In a statement to Computer Weekly, a BA spokesperson said the company knows what happened, but is now in the process of establishing why.
“There was a loss of power to the UK datacentre which was compounded by the uncontrolled return of power, leading to a power surge taking out our IT systems,” the statement said.
“We are undertaking an exhaustive investigation to find out the exact circumstances and, most importantly, ensure this can never happen again.”
In the days that followed the disruption, the GMB union issued a statement of its own, citing the airline’s decision to outsource some of its IT function to India in 2016 as a causal factor.
The BA statement rejected the GMB’s claims, saying its decision to outsource its IT requirements played no part in the incident.

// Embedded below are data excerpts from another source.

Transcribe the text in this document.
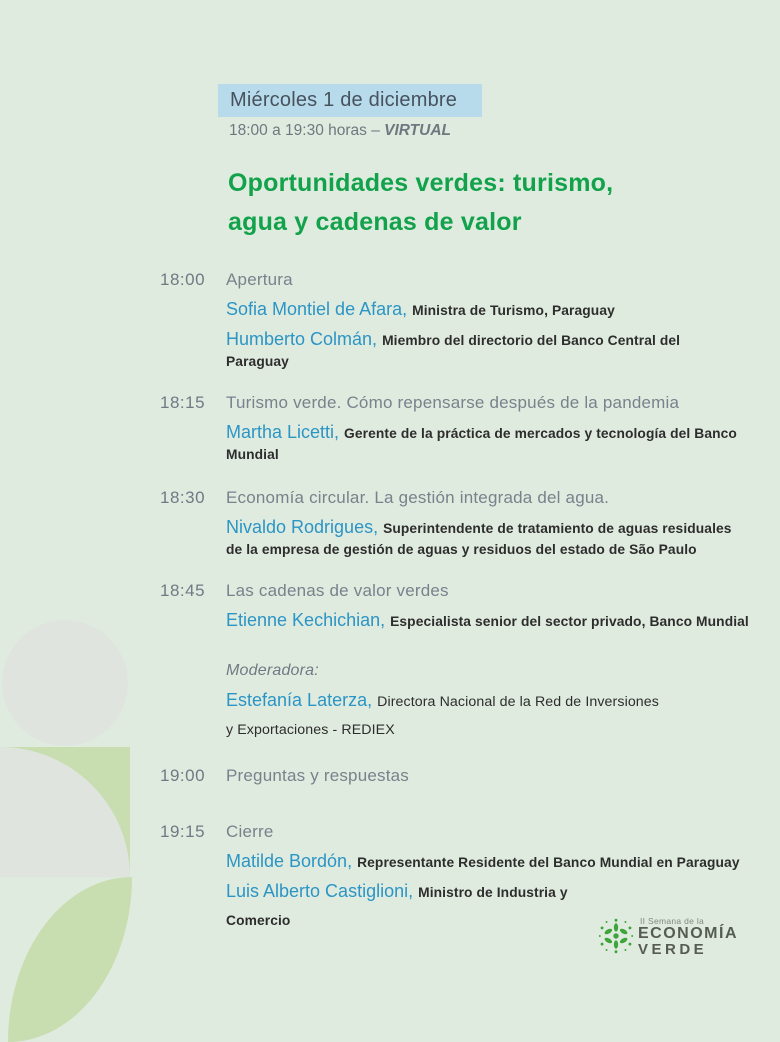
Miércoles 1 de diciembre
18:00 a 19:30 horas – VIRTUAL
Oportunidades verdes: turismo,
agua y cadenas de valor
18:00	Apertura

Sofia Montiel de Afara, Ministra de Turismo, Paraguay

Humberto Colmán, Miembro del directorio del Banco Central del
Paraguay

18:15	Turismo verde. Cómo repensarse después de la pandemia

Martha Licetti, Gerente de la práctica de mercados y tecnología del Banco
Mundial

18:30	Economía circular. La gestión integrada del agua.

Nivaldo Rodrigues, Superintendente de tratamiento de aguas residuales
de la empresa de gestión de aguas y residuos del estado de São Paulo

18:45	Las cadenas de valor verdes

Etienne Kechichian, Especialista senior del sector privado, Banco Mundial

Moderadora:

Estefanía Laterza, Directora Nacional de la Red de Inversiones
y Exportaciones - REDIEX

19:00	Preguntas y respuestas
19:15	Cierre

Matilde Bordón, Representante Residente del Banco Mundial en Paraguay

Luis Alberto Castiglioni, Ministro de Industria y
Comercio	II Semana de la
ECONOMÍA
VERDE
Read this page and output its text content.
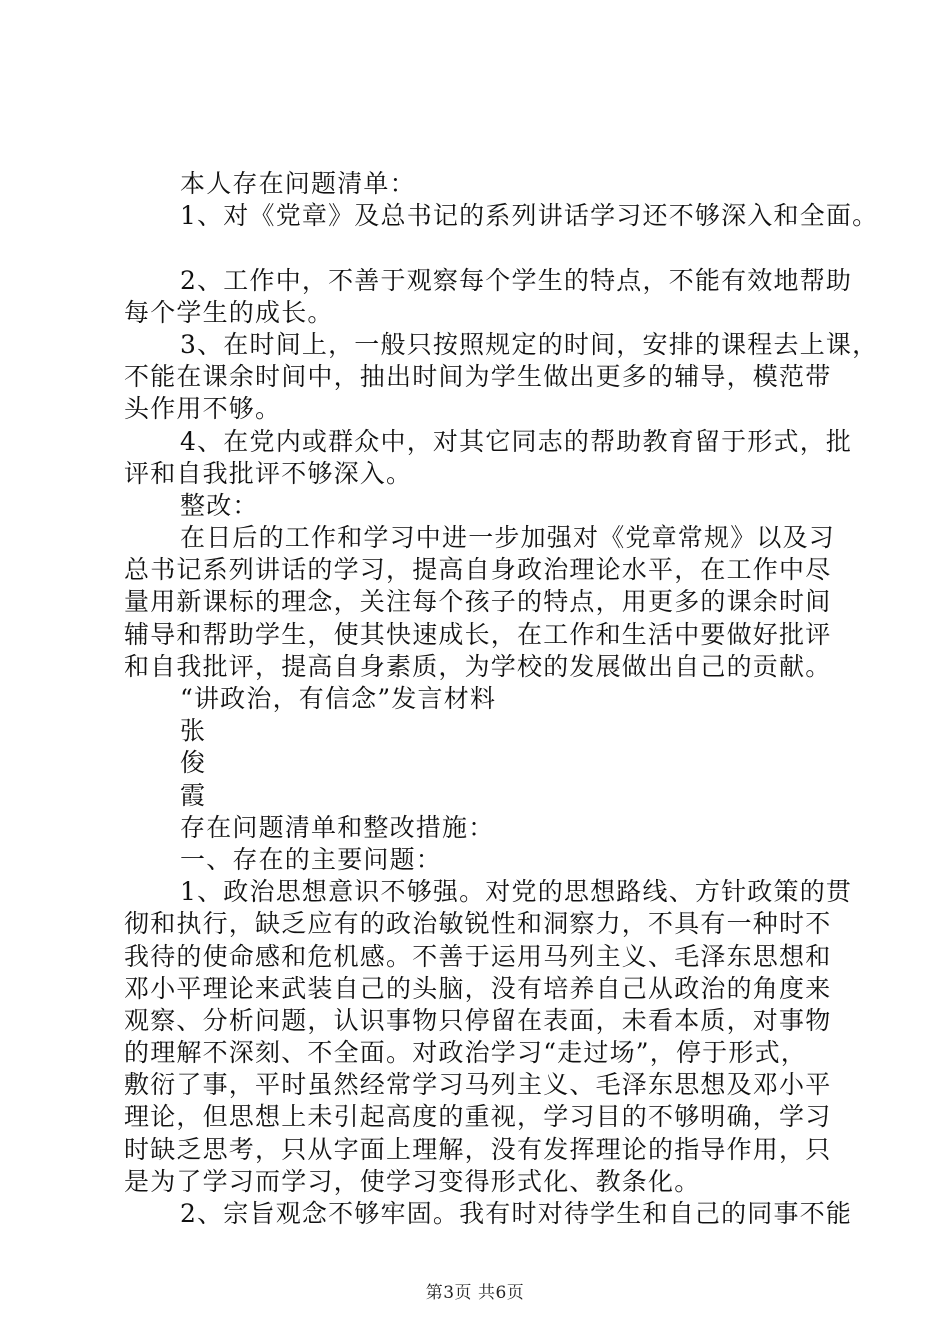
本人存在问题清单：
1、对《党章》及总书记的系列讲话学习还不够深入和全面。
2、工作中，不善于观察每个学生的特点，不能有效地帮助
每个学生的成长。
3、在时间上，一般只按照规定的时间，安排的课程去上课，
不能在课余时间中，抽出时间为学生做出更多的辅导，模范带
头作用不够。
4、在党内或群众中，对其它同志的帮助教育留于形式，批
评和自我批评不够深入。
整改：
在日后的工作和学习中进一步加强对《党章常规》以及习
总书记系列讲话的学习，提高自身政治理论水平，在工作中尽
量用新课标的理念，关注每个孩子的特点，用更多的课余时间
辅导和帮助学生，使其快速成长，在工作和生活中要做好批评
和自我批评，提高自身素质，为学校的发展做出自己的贡献。
“讲政治，有信念”发言材料
张
俊
霞
存在问题清单和整改措施：
一、存在的主要问题：
1、政治思想意识不够强。对党的思想路线、方针政策的贯
彻和执行，缺乏应有的政治敏锐性和洞察力，不具有一种时不
我待的使命感和危机感。不善于运用马列主义、毛泽东思想和
邓小平理论来武装自己的头脑，没有培养自己从政治的角度来
观察、分析问题，认识事物只停留在表面，未看本质，对事物
的理解不深刻、不全面。对政治学习“走过场”，停于形式，
敷衍了事，平时虽然经常学习马列主义、毛泽东思想及邓小平
理论，但思想上未引起高度的重视，学习目的不够明确，学习
时缺乏思考，只从字面上理解，没有发挥理论的指导作用，只
是为了学习而学习，使学习变得形式化、教条化。
2、宗旨观念不够牢固。我有时对待学生和自己的同事不能
第3页 共6页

“It was not an IT failure and had nothing to do with outsourcing of IT. It was an electrical power supply which was interrupted,” the statement said.
A report in The Telegraph, featuring input from unnamed sources, shed a little more light on the situation. It cited the failure of a defective uninterruptible power supply (UPS) within one of the airline’s two Heathrow-based datacentres as being to blame.
Power to the site was initially lost at 8.30am on Saturday, and should have been restored – if the UPS had been working correctly – in a controlled fashion.
But, as confirmed in the BA statement, quite the opposite occurred, leading to – as The Telegraph’s sources called it – “catastrophic physical damage” being done to the airline’s servers.
Speaking to Computer Weekly, Andy Lawrence, vice-president of research for datacentre technologies and eco-efficient IT, said what makes the case all the more puzzling is that most datacentres are designed to cope with problems of this nature.
“Some systems in the power chain clearly failed to perform as expected,” he said.
What will be interesting to know, once BA’s investigation concludes, is why so many of the airline’s systems were affected, said Lawrence.
“It is clear that BA has been grappling with several problems, starting with the power supplies, but extending to the network/messaging systems, and to the database/application design,” he said.
“Recovering from all these issues, when they extend across multiple teams and involve multiple contractors, is challenging.”
The move away from monolithic application architectures could have been a factor, he said, contributing to each of these systems developing multiple external dependencies as they have changed and evolved over time.
“All this calls for a distributed resiliency strategy that ensures applications can adequately deal with partial failures and incomplete data,” said Lawrence.
“Equally, backup and critical interrelated systems may need to be both electrically and logically separate from each other.
“If they are run from the same datacentre, this datacentre needs to be extremely well planned and run, to decrease the risk from site-wide failures.”